那一个夜晚,无月无星,天压得很低,风的声音听起来很急,像是在追赶着什么人的影子。
我和妈妈在屋子里坐着,灯光下的妈妈气色不大好,她已经五天没好好睡觉了,低着头在想事情。
我不敢吱声,用铅笔在本子里乱画,画一阵用橡皮擦使劲擦掉,白色的橡皮卷上铅笔的黑,形成一缕一缕黑灰色的细条,用手拂掉,继续画。
老汉开了摩托车去接奶奶过来,我们这边叫父亲都叫老汉。听到摩托车刚进巷子的声音,我轻喊一声:到了!就跑出门口,站在院子外面踮着脚尖,望向巷子头那边。
巷子很窄,老汉摇摆着车把,努力保持直线,避免碰到两边的墙壁。奶奶在后座,右手撑着摩托车的后架,仰着身子坐的,左手在身前不知抱着什么物件。
车到了门前,老汉熄火支好摩托车,把奶奶扶下车,我忙喊奶奶并上前搂着她的手,这时候看清奶奶的左手抱着一只大公鸡,不禁好奇心大起,问奶奶是要宰大公鸡吗?
奶奶一脸严肃:女娃儿别乱说话。
小时候经常在奶奶家住,最疼我的就是奶奶,平时都很少凶我的,看她紧张严肃的脸,我只好收起好奇心,跟在大人后面进了屋。
妈妈站起来和奶奶寒暄了几句,奶奶看了一眼我刚才画画的本子,鬼画符么这是?我吐了吐舌头。奶奶就把大公鸡塞到我怀里,和老汉一起领着妈妈进了里屋。
大人们在里屋小声说着话,奶奶声音听起来很凝重,认为妈妈碰到不干净的东西,走了神,要想办法喊回来。
然后传出窸窸窣窣和乒乒乓乓拿东西出来的声音,应该是奶奶拿出她作法术的家伙事了。
奶奶是乡镇里的神婆,年间总有人请她去问问吉凶,消灾解难什么的。
记得很小的时候突然肚子痛,痛得要背过气去了,奶奶看过之后问我,早上拜祖先你是不是没有磕头,我想起了早上因为嫌那烧纸钱的火盆黑乎乎的,就没有磕头,只好说是没有。
奶奶也不生气,就让我去磕头。
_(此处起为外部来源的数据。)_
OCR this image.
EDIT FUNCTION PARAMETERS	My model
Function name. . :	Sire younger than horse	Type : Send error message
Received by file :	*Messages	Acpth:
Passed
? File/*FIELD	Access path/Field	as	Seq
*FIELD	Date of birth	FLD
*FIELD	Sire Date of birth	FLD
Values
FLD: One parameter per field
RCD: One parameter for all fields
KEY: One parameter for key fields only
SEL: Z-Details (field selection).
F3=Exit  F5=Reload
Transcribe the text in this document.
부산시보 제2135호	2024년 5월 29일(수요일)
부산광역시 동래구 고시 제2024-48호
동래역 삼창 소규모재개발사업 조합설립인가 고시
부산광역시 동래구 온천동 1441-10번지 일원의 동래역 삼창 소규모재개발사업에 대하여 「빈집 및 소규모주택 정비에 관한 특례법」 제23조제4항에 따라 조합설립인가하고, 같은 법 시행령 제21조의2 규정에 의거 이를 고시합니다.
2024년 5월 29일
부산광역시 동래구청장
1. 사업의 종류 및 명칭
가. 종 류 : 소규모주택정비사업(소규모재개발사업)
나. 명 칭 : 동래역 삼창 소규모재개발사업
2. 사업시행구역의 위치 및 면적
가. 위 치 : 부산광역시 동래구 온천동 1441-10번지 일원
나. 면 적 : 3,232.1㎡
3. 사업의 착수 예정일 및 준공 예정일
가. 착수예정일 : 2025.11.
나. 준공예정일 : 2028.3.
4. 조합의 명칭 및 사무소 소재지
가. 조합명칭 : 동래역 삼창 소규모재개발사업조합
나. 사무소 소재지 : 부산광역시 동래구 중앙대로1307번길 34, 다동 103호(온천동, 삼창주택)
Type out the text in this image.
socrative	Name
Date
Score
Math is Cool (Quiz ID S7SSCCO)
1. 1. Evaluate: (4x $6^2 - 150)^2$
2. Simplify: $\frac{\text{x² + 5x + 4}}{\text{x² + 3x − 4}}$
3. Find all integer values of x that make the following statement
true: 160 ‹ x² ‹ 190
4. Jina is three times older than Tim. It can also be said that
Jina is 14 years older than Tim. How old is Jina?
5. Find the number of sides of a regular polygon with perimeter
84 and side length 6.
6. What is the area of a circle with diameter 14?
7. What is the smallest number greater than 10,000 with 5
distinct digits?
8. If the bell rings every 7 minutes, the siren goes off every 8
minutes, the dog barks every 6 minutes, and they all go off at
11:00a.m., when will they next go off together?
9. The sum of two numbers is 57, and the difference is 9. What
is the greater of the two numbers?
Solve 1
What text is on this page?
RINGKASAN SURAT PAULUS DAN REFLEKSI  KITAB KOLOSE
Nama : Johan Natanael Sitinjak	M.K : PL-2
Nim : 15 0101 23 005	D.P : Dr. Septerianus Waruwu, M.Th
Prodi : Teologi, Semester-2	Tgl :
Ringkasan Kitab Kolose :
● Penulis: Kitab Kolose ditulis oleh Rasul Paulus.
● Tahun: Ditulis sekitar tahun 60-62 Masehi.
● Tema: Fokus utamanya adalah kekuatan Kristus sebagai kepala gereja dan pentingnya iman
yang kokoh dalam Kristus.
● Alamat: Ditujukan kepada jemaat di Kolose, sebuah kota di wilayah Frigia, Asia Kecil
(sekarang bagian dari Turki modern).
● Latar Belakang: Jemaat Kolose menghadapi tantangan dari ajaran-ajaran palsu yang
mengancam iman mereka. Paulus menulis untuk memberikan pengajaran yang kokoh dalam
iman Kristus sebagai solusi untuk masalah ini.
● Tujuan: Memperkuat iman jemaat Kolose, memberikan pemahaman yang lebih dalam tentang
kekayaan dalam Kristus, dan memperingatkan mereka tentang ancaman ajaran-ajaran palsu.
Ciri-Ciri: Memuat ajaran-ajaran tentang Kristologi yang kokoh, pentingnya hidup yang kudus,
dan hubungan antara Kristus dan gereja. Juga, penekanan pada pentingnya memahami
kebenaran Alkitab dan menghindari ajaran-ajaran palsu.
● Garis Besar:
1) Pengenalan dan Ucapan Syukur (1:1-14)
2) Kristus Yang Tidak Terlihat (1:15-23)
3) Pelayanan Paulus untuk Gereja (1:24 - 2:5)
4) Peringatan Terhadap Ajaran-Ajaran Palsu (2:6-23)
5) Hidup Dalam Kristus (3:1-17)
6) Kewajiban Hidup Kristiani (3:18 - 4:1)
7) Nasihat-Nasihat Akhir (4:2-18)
我捂着肚子去到祖先堂前,在火盆上恭敬地磕了一个响头,说出来还别不信,肚子一下子就不痛了。从此对奶奶更多了一层敬畏。
这次妈妈失眠严重,整个人都憔悴了,老汉赶紧把奶奶请了过来。
奶奶在里屋布置停当,就出来交代我要做的事情,奶奶摸了摸我的长发,又摸了摸大公鸡的后背,跟我说:你一会抱着这公鸡站在屋前,面向大门外,代替你的妈妈,我喊什么你应什么懂不?
我是茫然又紧张,听着奶奶反复详细的交代,最后点了点头。
屋外黑乎乎的,风把我的长发吹得四散,听到奶奶在里屋低沉地开始吟唱:敕敕洋洋,日出东方,吾赐灵符,普扫不祥……
我觉得有点冷,紧紧抱着怀里的大公鸡,大公鸡很安静也很暖和,鸡头安定地向着大门外,让人莫名地心安。
这时听到奶奶吟唱到最后一句急急如律令!我知道信号来了。
奶奶大声喊着妈妈的名字,我忙回答一声:我在!
这个时候似乎打通了某个神秘的传送通道,我和大公鸡是把妈妈的精神喊回来的关键。
奶奶继续大声喊:三魂六魄回来了没有?
我闭着眼睛大声回应:回来啦!回来啦!
……
这一夜妈妈睡了甜甜一觉,我却是兴奋了很久才闭眼。
奶奶现在乡镇里仍然接活,但我在外地大城市工作后却完全没接触到这类事情了。